Manhasset author recognized by international book contest

Rose Weldon
Pauli Rose Libsohn at her desk in her Manhasset home. Four works that she wrote or edited were honored at the international 2020 Royal Dragonfly Book Award contest. (Photo courtesy of Pauli Rose Libsohn)

After years as one of the most celebrated self-published authors in the North Shore area, Pauli Rose Libsohn has achieved international recognition for her prolific works.

A Manhasset resident who has worked at Rallye Motors in Roslyn for 39 years, Libsohn has authored, adapted, or edited 10 books since 2014, with several featuring the writing of her late mother Mitzi Libsohn.

“I was always looking for ways to get my mother’s work out into the world,” Libsohn said in a phone interview.

If it weren’t for the extra time she had during the COVID-19 pandemic, Libsohn says, she most likely wouldn’t have found and entered four international book contests in March.

“It wasn’t for the pandemic, I don’t think I would have thought about these contests and researched it like I did since I had time to do it,” Libsohn said. “I was so nervous about entering. I said, should I, shouldn’t I? I didn’t know what I was up against. All these other authors, they have a lot of good qualities also, and I was going to be up against all these people?”

After the majority of the year passed by, including a win for Best Author at Blank Slate Media’s Best of the North Shore contest, Libsohn received exciting news last week: four of the titles she submitted had been honored in their respective categories at Story Monsters Ink Magazine’s Royal Dragonfly Book Award contest.

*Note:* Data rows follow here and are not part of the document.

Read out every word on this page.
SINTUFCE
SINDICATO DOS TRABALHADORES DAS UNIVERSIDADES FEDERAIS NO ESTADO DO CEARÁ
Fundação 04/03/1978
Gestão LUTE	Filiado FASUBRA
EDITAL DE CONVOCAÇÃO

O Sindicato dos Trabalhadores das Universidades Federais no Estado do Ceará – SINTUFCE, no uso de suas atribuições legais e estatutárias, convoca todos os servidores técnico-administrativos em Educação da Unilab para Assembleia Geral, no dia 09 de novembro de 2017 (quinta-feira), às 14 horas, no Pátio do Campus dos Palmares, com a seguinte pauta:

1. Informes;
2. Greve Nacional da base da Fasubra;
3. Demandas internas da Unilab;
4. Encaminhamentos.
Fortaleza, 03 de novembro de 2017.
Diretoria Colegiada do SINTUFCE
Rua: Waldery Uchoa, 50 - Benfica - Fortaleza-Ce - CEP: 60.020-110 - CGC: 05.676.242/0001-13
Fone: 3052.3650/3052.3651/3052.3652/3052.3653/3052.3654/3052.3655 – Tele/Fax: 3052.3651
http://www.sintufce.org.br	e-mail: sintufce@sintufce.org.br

Libsohn’s “What is Love,” a biography following her parents’ romance was named an honorable mention in the Biography/Autobiography/Memoir category; her work “Messages of Love Remembered,” made of her parents letters, took second place in the Letters, Journals and Diaries category; Mitzi’s “Immortal Kisses: Confessions of a Poet,” took second place in the Poetry category, and “Silhouettes – Literary Passageways,” reflections on literature written by mother and daughter, took first place in the Other Nonfiction.

“When I came home from work and saw that on my computer, I just about fell over!” Libsohn said.

The next printings of those four books, she says, will feature a badge recognizing the awards won. Also in the new year, Libsohn will be self-publishing 10 children’s books based on her mother’s writings. She adds that Mitzi most likely would have been thrilled at the news of the wins.

“If she were here, she’d be screaming,” Libsohn said. “She’d be screaming and she’d be hugging me and kissing me, she’d be so excited. This one contest recognized the beauty and the brilliance of my mother’s writing, and they recognized the beautiful romance between her and my father that I wrote about in ‘What is Love.'”

All of Libsohn’s books are available for purchase at Amazon.com.